HWG Advocacy Day in Sacramento

The Community Housing Working Group, comprising diverse organizations and nonprofit developers from across California, met in Sacramento on April 23rd to attend meetings with legislators and staff, and to host a panel discussion on the impacts of the state’s legacy of exclusionary single-family zoning. 

It was an invaluable day of learning, sharing first-hand insights, and discussing solutions to remove artificial barriers to production, access, and affordability. Meetings with legislators and staff focused on protecting housing funding, opening exclusionary single-family neighborhoods to create more housing choice for communities of color, using housing development to improve local economies, and recognizing the impact of California's insurance crisis on non-profit housing providers. 

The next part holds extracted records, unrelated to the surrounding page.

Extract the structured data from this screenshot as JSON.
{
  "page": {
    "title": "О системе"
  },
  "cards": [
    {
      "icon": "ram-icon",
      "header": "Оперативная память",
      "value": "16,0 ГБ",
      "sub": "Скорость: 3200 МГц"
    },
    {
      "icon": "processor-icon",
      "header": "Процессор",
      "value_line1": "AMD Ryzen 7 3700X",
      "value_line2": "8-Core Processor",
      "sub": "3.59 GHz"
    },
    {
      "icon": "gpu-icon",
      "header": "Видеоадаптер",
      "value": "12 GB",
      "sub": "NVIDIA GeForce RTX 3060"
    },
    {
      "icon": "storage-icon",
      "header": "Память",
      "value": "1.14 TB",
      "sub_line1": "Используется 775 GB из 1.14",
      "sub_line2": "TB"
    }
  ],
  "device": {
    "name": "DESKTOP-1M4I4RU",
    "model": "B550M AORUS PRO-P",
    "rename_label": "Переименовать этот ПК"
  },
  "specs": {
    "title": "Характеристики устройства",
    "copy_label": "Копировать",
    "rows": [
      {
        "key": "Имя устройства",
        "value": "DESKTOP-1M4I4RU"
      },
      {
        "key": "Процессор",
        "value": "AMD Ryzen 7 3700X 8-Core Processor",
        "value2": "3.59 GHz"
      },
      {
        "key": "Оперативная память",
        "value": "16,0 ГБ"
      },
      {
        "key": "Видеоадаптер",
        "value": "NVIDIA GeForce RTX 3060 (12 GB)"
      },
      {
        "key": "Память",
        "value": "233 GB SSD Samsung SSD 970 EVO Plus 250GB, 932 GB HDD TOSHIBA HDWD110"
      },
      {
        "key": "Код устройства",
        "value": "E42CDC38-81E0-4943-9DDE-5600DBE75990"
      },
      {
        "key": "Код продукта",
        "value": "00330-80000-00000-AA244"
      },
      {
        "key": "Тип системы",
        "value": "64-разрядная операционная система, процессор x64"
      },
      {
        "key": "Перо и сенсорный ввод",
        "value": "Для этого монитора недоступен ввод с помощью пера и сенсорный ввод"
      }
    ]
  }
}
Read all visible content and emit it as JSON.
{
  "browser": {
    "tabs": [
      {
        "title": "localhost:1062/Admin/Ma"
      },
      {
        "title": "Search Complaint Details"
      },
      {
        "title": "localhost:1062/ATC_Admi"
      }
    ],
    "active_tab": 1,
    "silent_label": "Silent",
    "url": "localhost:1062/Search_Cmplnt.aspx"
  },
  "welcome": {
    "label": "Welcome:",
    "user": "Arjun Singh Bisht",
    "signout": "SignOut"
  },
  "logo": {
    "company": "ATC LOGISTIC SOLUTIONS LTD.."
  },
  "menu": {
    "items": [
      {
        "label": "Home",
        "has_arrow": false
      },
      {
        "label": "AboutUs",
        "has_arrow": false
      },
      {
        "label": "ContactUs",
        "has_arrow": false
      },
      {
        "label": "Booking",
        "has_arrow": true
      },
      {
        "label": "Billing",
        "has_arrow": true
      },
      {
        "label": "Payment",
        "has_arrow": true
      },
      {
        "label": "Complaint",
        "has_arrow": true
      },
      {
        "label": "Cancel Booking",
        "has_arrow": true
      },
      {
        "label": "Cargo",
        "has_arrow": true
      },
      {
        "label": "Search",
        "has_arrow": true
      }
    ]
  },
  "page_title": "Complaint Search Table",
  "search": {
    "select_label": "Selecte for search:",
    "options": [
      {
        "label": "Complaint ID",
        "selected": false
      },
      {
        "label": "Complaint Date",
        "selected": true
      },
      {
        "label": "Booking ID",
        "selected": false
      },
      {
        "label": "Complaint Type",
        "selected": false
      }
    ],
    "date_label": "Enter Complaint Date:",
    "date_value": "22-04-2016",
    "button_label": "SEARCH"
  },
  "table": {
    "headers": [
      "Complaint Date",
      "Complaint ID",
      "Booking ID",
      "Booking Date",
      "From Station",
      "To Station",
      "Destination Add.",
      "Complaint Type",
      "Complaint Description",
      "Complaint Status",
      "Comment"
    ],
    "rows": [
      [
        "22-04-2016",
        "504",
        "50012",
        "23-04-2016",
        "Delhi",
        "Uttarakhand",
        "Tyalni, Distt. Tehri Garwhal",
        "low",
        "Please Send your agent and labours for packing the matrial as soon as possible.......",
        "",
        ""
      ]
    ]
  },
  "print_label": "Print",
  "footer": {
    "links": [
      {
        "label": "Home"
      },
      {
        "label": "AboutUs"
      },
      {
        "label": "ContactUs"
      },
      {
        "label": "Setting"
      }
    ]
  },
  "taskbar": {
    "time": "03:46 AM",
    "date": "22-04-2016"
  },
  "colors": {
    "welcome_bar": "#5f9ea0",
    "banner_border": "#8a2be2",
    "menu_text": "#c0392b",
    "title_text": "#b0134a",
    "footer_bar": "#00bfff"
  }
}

The luncheon panel, moderated by Konstantin Hatcher of California YIMBY, showcased experts Tia Boatman Patterson, President and CEO of Community Reinvestment Corporation, Noerena Limón representing Unidos US, and Hank Levy, Treasurer-Tax Collector, Alameda County. 

The conversation examined how exclusionary single family zoning laws - with roots in redlining - were originally designed to segregate communities and prevent social and economic mobility. These laws can and should be reformed to unlock opportunity for disadvantaged and historically marginalized communities, create more equitable housing choices, drive economic mobility and increase local revenue and investment in communities. 

“The physical environment a child grows up in really does matter and affects where they end up,” said Boatman Patterson. “Growing up in a mixed-income neighborhood increases the likelihood that kids will go to college.” 

Recalling her childhood living in public housing - a fourplex in a diverse mixed income neighborhood she knew she would go to college and never felt disadvantaged, although her mother was low income. Her mother was later able to purchase a home, which was a more common opportunity for first-time homebuyers in decades past. 

“Now, we simply don’t build enough entry-level homes to support the need and provide first-time homeownership opportunities,” she added. “While many low to moderate income families could afford a small entry-level home, the supply is not available, and they are forced to continue renting rather than owning their own home and building wealth.” 

Limón added that California has the second lowest home ownership in the country, primarily because of this lack of entry-level housing production. Black and Brown families overwhelmingly create wealth through homeownership: Latino homeowners have an average net worth of $233,000, while non-homeowners have only $8,000. 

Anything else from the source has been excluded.